Jordan Hall, Friday, February 19, 8:00 pm
Claudio Monteverdi, Vespers of 1610
Boston Baroque
Martin Pearlman, conductor
Mary Wilson & Kristen Watson, sopranos
Derek Chester, Aaron Sheehan & Lawrence Jones, tenors
Sumner Thompson & Donald Wilkinson, baritones
As a 400th anniversary tribute to Monteverdi’s Vespers, Martin Pearlman and Boston Baroque have returned to one of their signature pieces. Their history with the work goes back to their early years, and their 1997 recording remains one of the most highly respected. These performances, two at Jordan Hall and one at the Cathedral of St. John the Divine in New York were an opportunity to hear Pearlman’s thoroughly researched and solid reading with a new crop of singers, most of whom are young performers from New England. Kristen Watson in particular I remember as one of many excellences in Aston Magna’s Purcell program two summers ago. Her rounded tone as well as her clean articulation, as well as her intelligence and wit, were truly memorable.

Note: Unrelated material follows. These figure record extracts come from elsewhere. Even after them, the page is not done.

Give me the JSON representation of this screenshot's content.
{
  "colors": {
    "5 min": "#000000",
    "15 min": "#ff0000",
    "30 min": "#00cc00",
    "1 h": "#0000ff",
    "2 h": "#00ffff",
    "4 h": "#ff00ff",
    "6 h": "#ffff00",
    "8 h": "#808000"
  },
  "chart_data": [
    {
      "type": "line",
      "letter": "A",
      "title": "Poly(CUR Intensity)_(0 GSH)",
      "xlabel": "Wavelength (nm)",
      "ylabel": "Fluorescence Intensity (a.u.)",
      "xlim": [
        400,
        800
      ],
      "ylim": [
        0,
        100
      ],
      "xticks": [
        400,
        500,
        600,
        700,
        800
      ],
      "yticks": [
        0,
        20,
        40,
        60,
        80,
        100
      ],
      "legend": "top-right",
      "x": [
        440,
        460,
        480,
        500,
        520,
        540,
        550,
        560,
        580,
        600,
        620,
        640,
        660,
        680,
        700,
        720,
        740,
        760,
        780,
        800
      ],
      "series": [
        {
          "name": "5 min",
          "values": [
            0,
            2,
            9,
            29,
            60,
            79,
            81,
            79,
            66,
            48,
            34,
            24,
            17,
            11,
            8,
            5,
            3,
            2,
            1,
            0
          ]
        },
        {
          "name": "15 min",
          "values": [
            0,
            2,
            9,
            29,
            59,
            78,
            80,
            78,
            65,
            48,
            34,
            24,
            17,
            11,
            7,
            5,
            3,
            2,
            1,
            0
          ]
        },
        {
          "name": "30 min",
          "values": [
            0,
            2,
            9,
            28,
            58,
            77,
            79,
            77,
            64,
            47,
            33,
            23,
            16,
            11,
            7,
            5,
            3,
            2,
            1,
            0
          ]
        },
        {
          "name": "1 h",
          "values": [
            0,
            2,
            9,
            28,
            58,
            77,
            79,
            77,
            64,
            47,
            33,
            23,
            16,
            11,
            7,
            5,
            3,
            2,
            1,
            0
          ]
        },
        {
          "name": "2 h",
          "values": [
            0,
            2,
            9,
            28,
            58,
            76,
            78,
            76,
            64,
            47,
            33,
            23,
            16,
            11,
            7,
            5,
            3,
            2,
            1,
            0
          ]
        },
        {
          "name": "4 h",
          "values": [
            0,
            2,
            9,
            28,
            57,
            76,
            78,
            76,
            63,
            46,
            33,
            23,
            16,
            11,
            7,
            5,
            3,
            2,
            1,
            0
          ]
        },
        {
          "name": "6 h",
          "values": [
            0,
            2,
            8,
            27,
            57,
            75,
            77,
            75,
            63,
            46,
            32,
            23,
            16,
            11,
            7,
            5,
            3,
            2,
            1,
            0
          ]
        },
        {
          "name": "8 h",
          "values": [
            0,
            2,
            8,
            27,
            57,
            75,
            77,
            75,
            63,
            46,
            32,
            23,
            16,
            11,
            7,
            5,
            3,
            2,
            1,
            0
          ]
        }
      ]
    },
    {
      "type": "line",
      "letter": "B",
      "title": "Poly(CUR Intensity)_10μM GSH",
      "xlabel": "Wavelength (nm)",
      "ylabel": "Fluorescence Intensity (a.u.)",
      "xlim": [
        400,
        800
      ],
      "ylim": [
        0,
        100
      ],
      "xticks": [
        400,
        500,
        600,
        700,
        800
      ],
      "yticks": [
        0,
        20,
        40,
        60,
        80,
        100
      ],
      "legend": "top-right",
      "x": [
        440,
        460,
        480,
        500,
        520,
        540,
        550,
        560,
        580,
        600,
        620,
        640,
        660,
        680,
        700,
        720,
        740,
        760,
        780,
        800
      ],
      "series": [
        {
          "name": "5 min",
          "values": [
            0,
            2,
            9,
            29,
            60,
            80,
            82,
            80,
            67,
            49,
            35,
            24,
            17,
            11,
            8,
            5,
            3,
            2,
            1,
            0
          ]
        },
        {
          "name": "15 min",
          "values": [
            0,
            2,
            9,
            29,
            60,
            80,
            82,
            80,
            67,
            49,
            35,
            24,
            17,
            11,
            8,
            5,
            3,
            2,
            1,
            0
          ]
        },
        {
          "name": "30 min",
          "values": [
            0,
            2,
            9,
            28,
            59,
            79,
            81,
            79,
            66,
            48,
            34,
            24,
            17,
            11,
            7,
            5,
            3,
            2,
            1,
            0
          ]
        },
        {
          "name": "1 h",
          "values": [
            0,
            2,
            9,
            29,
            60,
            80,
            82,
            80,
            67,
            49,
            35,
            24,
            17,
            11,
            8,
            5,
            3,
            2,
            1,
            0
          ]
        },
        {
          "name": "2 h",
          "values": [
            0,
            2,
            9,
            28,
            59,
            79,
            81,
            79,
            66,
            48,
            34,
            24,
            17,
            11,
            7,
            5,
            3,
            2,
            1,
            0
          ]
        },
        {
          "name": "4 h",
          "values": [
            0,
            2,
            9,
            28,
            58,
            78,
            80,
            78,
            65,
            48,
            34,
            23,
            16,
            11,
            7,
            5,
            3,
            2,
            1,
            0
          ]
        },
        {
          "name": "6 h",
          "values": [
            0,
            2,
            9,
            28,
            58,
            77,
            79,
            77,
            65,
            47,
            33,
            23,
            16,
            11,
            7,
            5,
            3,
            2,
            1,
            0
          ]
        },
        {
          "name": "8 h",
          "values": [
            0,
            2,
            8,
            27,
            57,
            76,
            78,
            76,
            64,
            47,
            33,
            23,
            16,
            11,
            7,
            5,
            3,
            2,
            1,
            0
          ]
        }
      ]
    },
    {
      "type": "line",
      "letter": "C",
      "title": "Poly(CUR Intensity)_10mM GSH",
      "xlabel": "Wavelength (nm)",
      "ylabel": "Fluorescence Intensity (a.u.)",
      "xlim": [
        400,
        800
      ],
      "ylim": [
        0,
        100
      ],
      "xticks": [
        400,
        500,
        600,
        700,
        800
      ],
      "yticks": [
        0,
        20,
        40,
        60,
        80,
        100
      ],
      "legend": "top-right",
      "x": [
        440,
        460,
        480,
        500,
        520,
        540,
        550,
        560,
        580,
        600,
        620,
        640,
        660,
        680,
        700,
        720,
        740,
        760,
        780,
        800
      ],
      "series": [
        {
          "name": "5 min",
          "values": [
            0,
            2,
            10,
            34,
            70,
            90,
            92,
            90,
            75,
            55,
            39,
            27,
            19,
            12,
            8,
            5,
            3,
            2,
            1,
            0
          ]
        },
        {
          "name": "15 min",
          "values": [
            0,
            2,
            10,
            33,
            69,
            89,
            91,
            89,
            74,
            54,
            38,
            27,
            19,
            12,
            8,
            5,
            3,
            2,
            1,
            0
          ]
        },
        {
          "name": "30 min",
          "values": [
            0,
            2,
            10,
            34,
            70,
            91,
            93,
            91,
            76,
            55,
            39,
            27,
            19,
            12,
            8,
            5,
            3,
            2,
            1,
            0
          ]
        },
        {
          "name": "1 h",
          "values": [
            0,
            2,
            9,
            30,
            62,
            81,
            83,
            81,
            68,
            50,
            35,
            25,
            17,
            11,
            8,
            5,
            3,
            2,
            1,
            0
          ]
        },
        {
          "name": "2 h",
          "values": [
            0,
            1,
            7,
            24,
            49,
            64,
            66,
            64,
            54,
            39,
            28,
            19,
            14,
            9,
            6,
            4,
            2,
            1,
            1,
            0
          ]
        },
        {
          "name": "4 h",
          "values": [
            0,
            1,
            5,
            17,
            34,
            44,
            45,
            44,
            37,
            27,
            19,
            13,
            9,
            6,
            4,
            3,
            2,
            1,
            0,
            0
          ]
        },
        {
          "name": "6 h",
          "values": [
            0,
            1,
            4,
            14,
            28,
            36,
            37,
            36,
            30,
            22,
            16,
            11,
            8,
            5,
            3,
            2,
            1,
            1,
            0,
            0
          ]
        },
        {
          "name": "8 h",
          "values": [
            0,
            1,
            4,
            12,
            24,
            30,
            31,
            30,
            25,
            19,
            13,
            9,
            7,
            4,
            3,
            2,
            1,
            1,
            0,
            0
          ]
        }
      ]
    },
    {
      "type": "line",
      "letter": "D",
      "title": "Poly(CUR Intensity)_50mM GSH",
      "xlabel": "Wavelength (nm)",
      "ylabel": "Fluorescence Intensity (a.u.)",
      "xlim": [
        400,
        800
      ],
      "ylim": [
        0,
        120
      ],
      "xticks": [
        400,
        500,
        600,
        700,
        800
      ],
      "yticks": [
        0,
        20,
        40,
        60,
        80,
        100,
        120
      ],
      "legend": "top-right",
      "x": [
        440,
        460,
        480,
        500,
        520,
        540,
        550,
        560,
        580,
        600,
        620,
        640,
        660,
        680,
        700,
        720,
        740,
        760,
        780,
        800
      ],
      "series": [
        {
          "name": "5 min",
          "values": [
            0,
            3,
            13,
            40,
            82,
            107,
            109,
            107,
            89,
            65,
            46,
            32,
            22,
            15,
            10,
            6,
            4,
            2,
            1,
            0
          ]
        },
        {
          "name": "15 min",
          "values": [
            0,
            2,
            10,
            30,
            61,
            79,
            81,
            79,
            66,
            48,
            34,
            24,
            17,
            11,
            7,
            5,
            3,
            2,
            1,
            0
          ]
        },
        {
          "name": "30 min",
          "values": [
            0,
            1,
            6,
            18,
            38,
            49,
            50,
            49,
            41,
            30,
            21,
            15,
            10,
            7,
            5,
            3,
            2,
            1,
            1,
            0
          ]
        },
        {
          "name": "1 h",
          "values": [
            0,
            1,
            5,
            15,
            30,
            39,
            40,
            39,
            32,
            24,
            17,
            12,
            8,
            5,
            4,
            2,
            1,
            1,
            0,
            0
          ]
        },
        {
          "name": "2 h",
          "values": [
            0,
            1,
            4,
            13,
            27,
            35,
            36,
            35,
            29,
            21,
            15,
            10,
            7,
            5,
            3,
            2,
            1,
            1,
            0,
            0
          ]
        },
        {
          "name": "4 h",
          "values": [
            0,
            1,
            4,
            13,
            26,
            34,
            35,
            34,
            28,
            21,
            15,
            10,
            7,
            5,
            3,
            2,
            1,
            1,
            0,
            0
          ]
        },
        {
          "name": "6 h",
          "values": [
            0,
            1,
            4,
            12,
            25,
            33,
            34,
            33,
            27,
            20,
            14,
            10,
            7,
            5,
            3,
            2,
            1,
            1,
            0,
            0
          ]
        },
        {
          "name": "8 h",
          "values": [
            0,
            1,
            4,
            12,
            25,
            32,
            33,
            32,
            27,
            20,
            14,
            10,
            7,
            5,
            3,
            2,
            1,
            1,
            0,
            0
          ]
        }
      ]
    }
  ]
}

Above all Martin Pearlman has a firm grasp of how the disparate elements of the Vespers can fit together into a coherent whole, which in concert gives the impression of a unified work or event a liturgical event, although, like Bach’s B minor Mass it is a compilation of movements related to the the Blessed Virgin Mary in considerably diverse styles. In the limpid acoustics of Jordan Hall, the sizeable chorus, which changed positions for each movement, sounded full and rich, the soloists were present and in fine voice, and the orchestra full, even a trifle heavy, perhaps not as clear in texture and clean in attack as some other groups, for example the conductorless Boston Early Music Festival Orchestra. Boston Baroque has always performed with a conductor, namely Maestro Pearlman, and for this reason there is a hint of an older style of early music performance in their work. In comparison with some of the best conductorless groups in Europe and America, they sounded a trifle sluggish and heavy. On the other hand, the complex and diverse forces required by the Vespers almost require a conductor, and the Boston Baroque were at their best full-bodied and expressive.
The excellence of the solo singers was certainly one of the glories of this performance. Sopranos Mary Wilson and Kristen Watson, Derek Chester, tenor, and Sumner Thompson, baritone, stood out. In the “Duo Seraphim” the three tenors, all excellent, took places at opposite sides of the balcony and on center stage, achieving the antiphonal effect intended by Monteverdi. However, in Jordan Hall the harmonies between the voices were perfectly formed—which struck me as something of a phenomenon in a space other than an extremely reverberant church.
This fine performance under Martin Pearlman’s expert leadership was a satisfying revisitation of this difficult masterpiece, which is all too seldom heard.